Here's our (cleaned) tweet: earlier today spoke house floor abt protecting health care women praised ppmarmonte work central coast https
Actual party is Democratic and our classifer says Republican.

Here's our (cleaned) tweet: go tribe rallytogether https
Actual party is Democratic and our classifer says Democratic.

Here's our (cleaned) tweet: apparently trump thinks easy students overwhelmed crushing burden debt pay student loans trumpbudget https
Actual party is Democratic and our classifer says Republican.

Here's our (cleaned) tweet: grateful first responders rescue personnel firefighters police volunteers working tirelessly keep people safe provide help putting lives line https
Actual party is Republican and our classifer says Democratic.

Here's our (cleaned) tweet: let make even greater kag https
Actual party is Republican and our classifer says Republican.

Here's our (cleaned) tweet: cavs tie series repbarbaralee scared roadtovictory
Actual party is Democratic and our classi

Now that we've looked at it some, let's score a bunch and see how we're doing.

In [22]:
# Dictionary of counts by actual party and estimated party.
# The first key is the actual party, and the second is the estimated party.
parties = ['Republican', 'Democratic']
results = defaultdict(lambda: defaultdict(int))

for p in parties:
    for p1 in parties:
        results[p][p1] = 0

num_to_score = 10000
random.shuffle(tweet_data)

for idx, tp in enumerate(tweet_data):
    tweet, party = tp    
    # Now do the same thing as above, but we store the results rather
    # than printing them. 
    
    # Randomly estimate the party
    estimated_party = random.choice(['Republican', 'Democratic'])
    
    results[party][estimated_party] += 1
    
    if idx > num_to_score:
        break


In [23]:
results

defaultdict(<function __main__.<lambda>()>,
            {'Republican': defaultdict(int,
                         {'Republican': 2119, 'Democratic': 2180}),
             'Democratic': defaultdict(int,
                         {'Republican': 2811, 'Democratic': 2892})})

### Reflections

As indicated by the name, the results variable displaying just that, the results of the classification model in correctly labeling political parties.
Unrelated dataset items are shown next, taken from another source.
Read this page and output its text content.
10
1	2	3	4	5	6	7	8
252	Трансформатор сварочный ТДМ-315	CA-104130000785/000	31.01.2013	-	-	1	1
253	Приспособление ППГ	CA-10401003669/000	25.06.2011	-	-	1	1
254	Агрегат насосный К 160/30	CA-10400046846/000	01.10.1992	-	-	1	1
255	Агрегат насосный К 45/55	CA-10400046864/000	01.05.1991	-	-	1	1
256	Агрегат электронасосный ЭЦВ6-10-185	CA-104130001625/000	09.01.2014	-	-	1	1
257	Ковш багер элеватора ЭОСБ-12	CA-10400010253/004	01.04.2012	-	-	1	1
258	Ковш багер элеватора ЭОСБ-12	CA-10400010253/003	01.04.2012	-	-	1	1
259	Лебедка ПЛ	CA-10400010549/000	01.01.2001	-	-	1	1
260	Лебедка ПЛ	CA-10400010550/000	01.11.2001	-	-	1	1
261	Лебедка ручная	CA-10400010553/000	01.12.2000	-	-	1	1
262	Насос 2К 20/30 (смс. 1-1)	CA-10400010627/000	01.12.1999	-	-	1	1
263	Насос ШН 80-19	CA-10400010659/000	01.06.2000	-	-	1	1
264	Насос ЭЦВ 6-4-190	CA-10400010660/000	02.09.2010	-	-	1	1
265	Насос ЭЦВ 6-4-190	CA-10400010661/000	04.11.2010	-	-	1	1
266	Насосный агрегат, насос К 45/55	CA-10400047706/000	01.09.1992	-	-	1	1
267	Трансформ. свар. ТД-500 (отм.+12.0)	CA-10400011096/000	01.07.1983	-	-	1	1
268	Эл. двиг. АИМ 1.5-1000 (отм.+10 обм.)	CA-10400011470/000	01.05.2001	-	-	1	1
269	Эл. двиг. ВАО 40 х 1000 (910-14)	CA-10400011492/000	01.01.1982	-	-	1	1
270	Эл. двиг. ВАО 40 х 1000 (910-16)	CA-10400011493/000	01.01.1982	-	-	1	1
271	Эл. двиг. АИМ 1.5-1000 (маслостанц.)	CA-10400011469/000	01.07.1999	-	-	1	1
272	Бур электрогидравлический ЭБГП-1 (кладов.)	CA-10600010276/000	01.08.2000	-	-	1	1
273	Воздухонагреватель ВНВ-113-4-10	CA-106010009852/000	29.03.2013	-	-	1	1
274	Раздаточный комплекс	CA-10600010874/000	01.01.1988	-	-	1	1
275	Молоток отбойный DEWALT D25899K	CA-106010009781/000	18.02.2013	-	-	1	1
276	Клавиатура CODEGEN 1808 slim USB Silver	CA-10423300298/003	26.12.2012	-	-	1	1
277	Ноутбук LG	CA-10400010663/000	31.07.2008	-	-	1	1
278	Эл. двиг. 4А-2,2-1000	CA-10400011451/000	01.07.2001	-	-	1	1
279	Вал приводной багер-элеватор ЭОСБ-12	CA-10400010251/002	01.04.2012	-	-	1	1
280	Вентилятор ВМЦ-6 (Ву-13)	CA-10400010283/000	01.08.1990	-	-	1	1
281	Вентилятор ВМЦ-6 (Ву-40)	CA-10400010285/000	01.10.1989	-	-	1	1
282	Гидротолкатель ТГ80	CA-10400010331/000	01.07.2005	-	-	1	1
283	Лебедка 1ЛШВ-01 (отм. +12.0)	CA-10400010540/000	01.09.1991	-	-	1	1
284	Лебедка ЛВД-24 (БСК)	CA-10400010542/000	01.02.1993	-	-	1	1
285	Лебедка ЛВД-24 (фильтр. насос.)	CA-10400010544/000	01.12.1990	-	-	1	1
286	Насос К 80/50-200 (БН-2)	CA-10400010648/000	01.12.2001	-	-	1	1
Starting with the Republican classifciation, there are 4,299 total posts while the model had an accuracy of approximately 49.3% which is slightly worse than a random coin flip. Similarly, there were 5,703 Democratic tweets with the model correctly predicting 50.7% of them correctly. While the concept and theoretical application has potential, there needs to be performance improvements prior to deploying this model.